Wednesday, May 3, 2017

Ab Exercises and "Ab Exercises"

There are some fields where professionals aren't needed to get involved. While we need a pilot to fly a plane, we don't need a financial adviser to invest money or a doctor to buy (many) medications. While the freedom allows us to learn with first-hand experience, it can also lead to issues, such as poor returns on investments or not curing acute illnesses quickly.

Those abs likely weren't developed with leg lifts.

Exercise is another field where a professional isn't needed. While training oneself has advantages (autonomy, saving money), it also has disadvantages. Not using an exercise physiologist or personal trainer adds to the risk of using fitness practices that are ineffective or even dangerous. One of the most common examples is how people train their abs.

Most "ab exercises" provide little to no benefit for the abs. They actually train other muscles which have no connection to how we look. Also, the perceived "ab exercises" are extremely strenuous for the lower back.

What Movement Trains Ab Muscles

The main role of the rectus abdominis, or "abs," is to curl the back into a 'C' shape (lumbar flexion). The most common example of this is a crunch. The pseudo ab exercises do not cause the back to curl at all. These movements actually focus on moving at the hip (hip flexion). The muscles that perform hip flexion are referred to in general as the "hip flexors" (iliopsoas and illiacus).

The photos below show you views from the front of the body. In the first image, blue indicates the abs while the red indicates the hip flexors. Notice that the abs are on the top surface while the hip flexor muscles are deeper, being close to the spine and under layers of muscle. In other words, if you train your hip flexors, you won't change the way your midsection looks.

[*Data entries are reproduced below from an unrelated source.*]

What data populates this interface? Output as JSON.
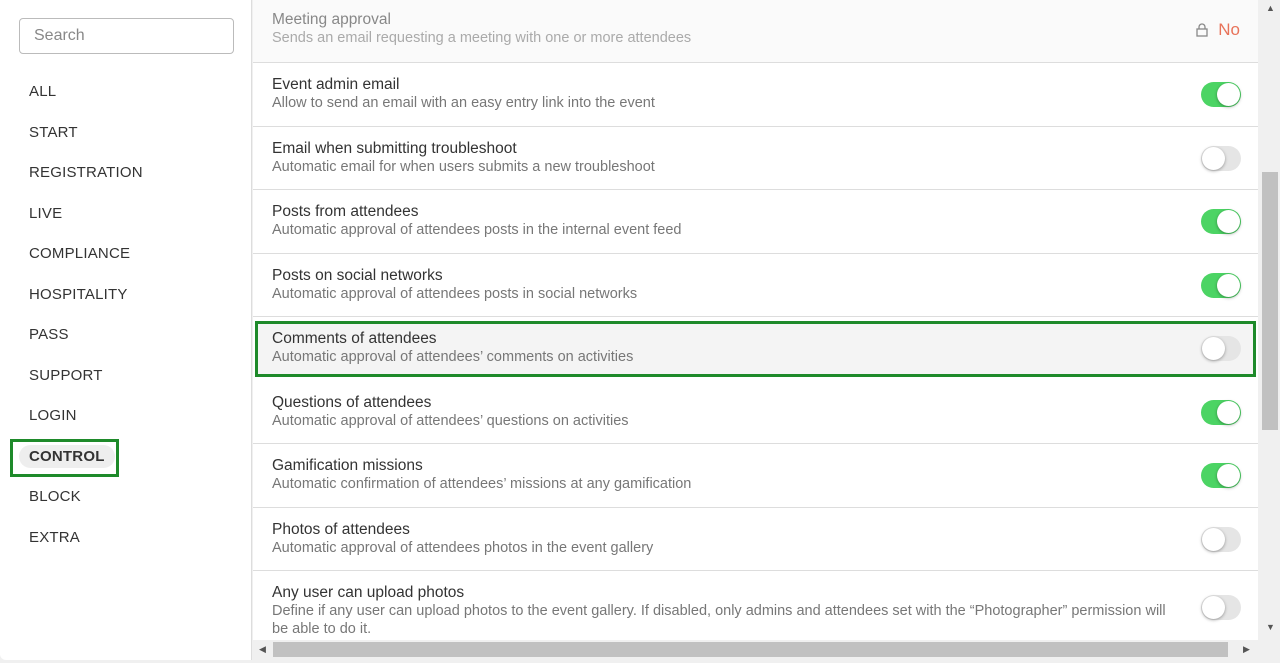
{
  "sidebar": {
    "search_placeholder": "Search",
    "items": [
      "ALL",
      "START",
      "REGISTRATION",
      "LIVE",
      "COMPLIANCE",
      "HOSPITALITY",
      "PASS",
      "SUPPORT",
      "LOGIN",
      "CONTROL",
      "BLOCK",
      "EXTRA"
    ],
    "active": "CONTROL"
  },
  "settings": [
    {
      "title": "Meeting approval",
      "desc": "Sends an email requesting a meeting with one or more attendees",
      "locked": true,
      "value": "No"
    },
    {
      "title": "Event admin email",
      "desc": "Allow to send an email with an easy entry link into the event",
      "on": true
    },
    {
      "title": "Email when submitting troubleshoot",
      "desc": "Automatic email for when users submits a new troubleshoot",
      "on": false
    },
    {
      "title": "Posts from attendees",
      "desc": "Automatic approval of attendees posts in the internal event feed",
      "on": true
    },
    {
      "title": "Posts on social networks",
      "desc": "Automatic approval of attendees posts in social networks",
      "on": true
    },
    {
      "title": "Comments of attendees",
      "desc": "Automatic approval of attendees’ comments on activities",
      "on": false,
      "highlighted": true
    },
    {
      "title": "Questions of attendees",
      "desc": "Automatic approval of attendees’ questions on activities",
      "on": true
    },
    {
      "title": "Gamification missions",
      "desc": "Automatic confirmation of attendees’ missions at any gamification",
      "on": true
    },
    {
      "title": "Photos of attendees",
      "desc": "Automatic approval of attendees photos in the event gallery",
      "on": false
    },
    {
      "title": "Any user can upload photos",
      "desc": "Define if any user can upload photos to the event gallery. If disabled, only admins and attendees set with the “Photographer” permission will be able to do it.",
      "on": false
    }
  ],
  "colors": {
    "toggle_on": "#4cd464",
    "locked_value": "#e8735a",
    "highlight": "#1e8a2a"
  }
}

Crunches train the abs and can improve the appearance of the midsection. If your spine curls into a 'C' shape during an exercise, it's likely an ab exercise. Below are examples of ab exercises. Note the green line, which is intended to mimic the shape of the spine in each position.

The "C" shape of the spine indicates the abs are the main working muscles.

Notice that the upper back leaves the surface but the lower back doesn't.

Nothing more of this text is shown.